One really big humungus mistake designers make, is thinking: "Design first, think of the output later" In reality if someone thinks like that I would have some doubts he is a designer. Probably an illustrator, probably something else.
Design has a purpose, an objetive that is to be mass reproduced. (Versus some other things like art or crafts). This mass reproduction output is an intrinsec part of the design.
You can see the errors of not thinking this from the beginning. Wrong resolution, dimensions, proportions, color modes, file formats, etc.
So the first question
How and why these differences?
It is simply because the output media is different.
the workflows in the three formats are different.
Yes and no. The workflow depends on the design, and you always have some steps on preparation of the design. For example:
Choose the color model, at least the primary one. You always need to do this on every project. Some filters in photoshop do not work on CMYK, the photo is RGB, or you need to define spot colors, etc.
Vector or raster?
Among those decisions is the application to use. Illustrator, Indesign, Corel, Photoshop, Gimp, Inkscape, Scribus?

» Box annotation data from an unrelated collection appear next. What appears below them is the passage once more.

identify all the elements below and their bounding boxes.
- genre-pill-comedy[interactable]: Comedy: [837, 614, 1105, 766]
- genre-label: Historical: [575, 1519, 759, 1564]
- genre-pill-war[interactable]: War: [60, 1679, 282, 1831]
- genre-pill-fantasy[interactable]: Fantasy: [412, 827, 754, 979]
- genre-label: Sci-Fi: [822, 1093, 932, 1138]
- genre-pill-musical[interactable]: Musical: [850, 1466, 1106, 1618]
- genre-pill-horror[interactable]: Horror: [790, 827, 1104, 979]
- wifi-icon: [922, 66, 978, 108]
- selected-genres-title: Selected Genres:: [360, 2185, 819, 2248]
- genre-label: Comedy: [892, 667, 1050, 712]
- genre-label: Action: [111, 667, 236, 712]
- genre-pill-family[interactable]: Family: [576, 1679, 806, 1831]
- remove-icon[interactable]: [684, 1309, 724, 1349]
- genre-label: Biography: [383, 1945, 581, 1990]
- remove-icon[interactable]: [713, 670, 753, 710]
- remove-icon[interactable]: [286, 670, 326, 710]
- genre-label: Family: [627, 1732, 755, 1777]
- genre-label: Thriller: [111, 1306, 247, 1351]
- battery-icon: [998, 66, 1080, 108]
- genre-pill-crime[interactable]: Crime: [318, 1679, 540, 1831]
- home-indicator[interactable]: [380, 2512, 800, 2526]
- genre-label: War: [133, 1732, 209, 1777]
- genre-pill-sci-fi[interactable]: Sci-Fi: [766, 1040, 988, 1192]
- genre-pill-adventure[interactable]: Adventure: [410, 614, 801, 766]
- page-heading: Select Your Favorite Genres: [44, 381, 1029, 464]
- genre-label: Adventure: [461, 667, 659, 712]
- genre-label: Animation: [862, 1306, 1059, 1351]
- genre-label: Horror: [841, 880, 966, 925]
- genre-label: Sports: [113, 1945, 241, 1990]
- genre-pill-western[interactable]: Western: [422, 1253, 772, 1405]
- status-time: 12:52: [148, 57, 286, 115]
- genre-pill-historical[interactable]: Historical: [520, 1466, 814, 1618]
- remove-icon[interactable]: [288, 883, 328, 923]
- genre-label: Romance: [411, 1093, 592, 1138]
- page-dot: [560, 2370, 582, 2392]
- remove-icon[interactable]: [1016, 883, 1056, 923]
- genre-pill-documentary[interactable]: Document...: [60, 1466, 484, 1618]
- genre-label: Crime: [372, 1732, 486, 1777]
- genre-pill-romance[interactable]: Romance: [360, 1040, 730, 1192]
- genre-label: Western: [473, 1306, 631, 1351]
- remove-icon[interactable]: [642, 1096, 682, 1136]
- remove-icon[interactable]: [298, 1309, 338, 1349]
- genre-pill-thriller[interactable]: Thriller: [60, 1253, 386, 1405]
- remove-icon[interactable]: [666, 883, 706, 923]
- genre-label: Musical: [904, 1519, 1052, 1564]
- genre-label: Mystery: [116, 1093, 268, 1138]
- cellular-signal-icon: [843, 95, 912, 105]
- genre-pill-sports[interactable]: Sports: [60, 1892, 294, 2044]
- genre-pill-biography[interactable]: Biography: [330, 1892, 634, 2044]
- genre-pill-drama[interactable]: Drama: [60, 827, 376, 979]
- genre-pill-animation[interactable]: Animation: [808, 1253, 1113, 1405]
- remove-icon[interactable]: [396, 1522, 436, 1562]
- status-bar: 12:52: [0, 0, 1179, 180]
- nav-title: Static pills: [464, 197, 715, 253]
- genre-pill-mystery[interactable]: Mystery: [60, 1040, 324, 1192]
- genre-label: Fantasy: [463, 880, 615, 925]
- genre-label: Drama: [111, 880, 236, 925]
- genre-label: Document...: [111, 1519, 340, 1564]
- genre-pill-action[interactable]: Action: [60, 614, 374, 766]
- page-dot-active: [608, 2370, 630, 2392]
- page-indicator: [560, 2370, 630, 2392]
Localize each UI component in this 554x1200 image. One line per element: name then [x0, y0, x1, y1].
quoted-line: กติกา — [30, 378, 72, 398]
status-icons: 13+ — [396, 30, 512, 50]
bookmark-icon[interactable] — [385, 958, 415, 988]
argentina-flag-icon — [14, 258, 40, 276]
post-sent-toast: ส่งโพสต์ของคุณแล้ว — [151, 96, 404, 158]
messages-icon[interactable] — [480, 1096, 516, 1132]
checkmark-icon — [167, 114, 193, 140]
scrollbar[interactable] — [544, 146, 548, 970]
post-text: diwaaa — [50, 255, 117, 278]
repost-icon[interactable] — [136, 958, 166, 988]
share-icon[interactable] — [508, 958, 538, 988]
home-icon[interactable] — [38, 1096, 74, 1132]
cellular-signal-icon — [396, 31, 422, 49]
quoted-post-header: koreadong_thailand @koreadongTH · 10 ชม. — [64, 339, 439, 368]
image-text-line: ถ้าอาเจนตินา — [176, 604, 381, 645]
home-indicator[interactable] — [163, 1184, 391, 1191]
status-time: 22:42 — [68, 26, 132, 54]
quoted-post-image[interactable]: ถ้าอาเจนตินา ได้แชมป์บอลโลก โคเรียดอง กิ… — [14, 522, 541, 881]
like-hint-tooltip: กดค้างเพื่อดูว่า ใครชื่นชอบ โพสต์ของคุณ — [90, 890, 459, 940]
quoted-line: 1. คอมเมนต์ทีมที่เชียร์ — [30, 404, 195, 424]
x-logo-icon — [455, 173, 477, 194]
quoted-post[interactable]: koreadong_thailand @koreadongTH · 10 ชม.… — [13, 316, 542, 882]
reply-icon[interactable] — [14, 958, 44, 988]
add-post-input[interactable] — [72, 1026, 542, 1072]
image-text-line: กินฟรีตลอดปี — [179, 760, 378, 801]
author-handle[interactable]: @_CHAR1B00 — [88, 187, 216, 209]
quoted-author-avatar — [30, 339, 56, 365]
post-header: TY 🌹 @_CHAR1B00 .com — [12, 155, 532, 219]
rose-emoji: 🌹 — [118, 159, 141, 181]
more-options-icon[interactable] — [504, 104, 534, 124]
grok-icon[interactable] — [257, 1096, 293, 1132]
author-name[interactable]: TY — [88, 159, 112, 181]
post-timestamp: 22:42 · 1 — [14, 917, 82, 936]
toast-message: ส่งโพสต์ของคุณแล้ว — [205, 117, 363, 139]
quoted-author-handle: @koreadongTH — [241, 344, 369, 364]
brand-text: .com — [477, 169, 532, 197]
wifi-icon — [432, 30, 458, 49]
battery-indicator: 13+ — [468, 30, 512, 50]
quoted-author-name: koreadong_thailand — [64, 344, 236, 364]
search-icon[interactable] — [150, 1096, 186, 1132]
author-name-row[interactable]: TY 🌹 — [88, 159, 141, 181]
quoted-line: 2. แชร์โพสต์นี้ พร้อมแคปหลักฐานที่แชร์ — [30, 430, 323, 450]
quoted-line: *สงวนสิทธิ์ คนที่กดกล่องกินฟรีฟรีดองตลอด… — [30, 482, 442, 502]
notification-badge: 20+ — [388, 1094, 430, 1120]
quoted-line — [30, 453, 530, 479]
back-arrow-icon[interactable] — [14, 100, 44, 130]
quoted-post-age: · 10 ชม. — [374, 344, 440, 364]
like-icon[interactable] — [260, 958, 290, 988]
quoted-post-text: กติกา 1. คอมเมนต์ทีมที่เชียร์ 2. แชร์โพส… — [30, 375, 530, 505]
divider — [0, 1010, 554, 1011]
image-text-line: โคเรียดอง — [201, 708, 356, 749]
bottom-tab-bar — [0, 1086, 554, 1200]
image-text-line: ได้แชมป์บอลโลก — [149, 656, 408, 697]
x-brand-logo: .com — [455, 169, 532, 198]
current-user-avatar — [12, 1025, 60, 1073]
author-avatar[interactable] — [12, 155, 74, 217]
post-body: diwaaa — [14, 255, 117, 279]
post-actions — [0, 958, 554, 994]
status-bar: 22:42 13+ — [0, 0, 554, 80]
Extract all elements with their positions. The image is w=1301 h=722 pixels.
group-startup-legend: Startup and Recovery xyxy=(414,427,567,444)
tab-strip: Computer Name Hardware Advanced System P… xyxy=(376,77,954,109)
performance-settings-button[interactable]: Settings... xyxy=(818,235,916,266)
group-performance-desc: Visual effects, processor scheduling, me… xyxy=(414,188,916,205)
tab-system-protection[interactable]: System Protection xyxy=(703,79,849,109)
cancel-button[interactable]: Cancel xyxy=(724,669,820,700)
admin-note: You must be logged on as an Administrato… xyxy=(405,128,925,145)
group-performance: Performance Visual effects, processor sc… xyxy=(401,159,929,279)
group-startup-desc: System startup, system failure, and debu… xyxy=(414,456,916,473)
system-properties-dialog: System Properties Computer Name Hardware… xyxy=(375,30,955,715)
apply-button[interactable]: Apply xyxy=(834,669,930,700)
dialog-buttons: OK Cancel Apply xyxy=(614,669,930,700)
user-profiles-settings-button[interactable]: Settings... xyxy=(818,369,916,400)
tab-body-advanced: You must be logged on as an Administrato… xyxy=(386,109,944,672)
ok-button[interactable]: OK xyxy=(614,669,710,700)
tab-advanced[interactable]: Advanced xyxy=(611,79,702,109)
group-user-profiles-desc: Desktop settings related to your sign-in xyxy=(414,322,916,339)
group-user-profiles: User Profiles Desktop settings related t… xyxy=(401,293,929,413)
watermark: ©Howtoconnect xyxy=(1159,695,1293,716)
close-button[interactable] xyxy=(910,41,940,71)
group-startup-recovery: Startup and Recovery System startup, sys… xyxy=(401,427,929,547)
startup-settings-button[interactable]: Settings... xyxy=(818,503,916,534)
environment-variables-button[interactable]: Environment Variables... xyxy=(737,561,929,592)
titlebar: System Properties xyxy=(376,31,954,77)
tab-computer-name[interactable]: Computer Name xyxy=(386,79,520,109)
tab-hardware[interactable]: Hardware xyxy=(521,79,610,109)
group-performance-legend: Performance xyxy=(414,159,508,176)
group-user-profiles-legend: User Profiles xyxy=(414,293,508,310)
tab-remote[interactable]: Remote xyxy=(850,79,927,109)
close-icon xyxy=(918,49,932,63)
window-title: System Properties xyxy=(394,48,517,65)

Those are decisions you always are making. But if you only use one application you assume you are not making that decision.
Leaving all that explanation behind. In reality the options you have:
Do I use a complete vector application for this or a limited one?
If you choose to use a complete application your choices are reduced to 3. Illustrator, Corel Draw and Affinity Design. Then it is simply a case of exporting to either file format, PDF (Forget EPS), SVG, Native Format, or even PNG, TIF or JPG.
If you choose specifically Inkscape, because the Color modes are limited, you are somehow sticked to RGB, you need to make some other tweaks to make it for print.
So the difference in reality relies on your design that includes the output format, and the application itself.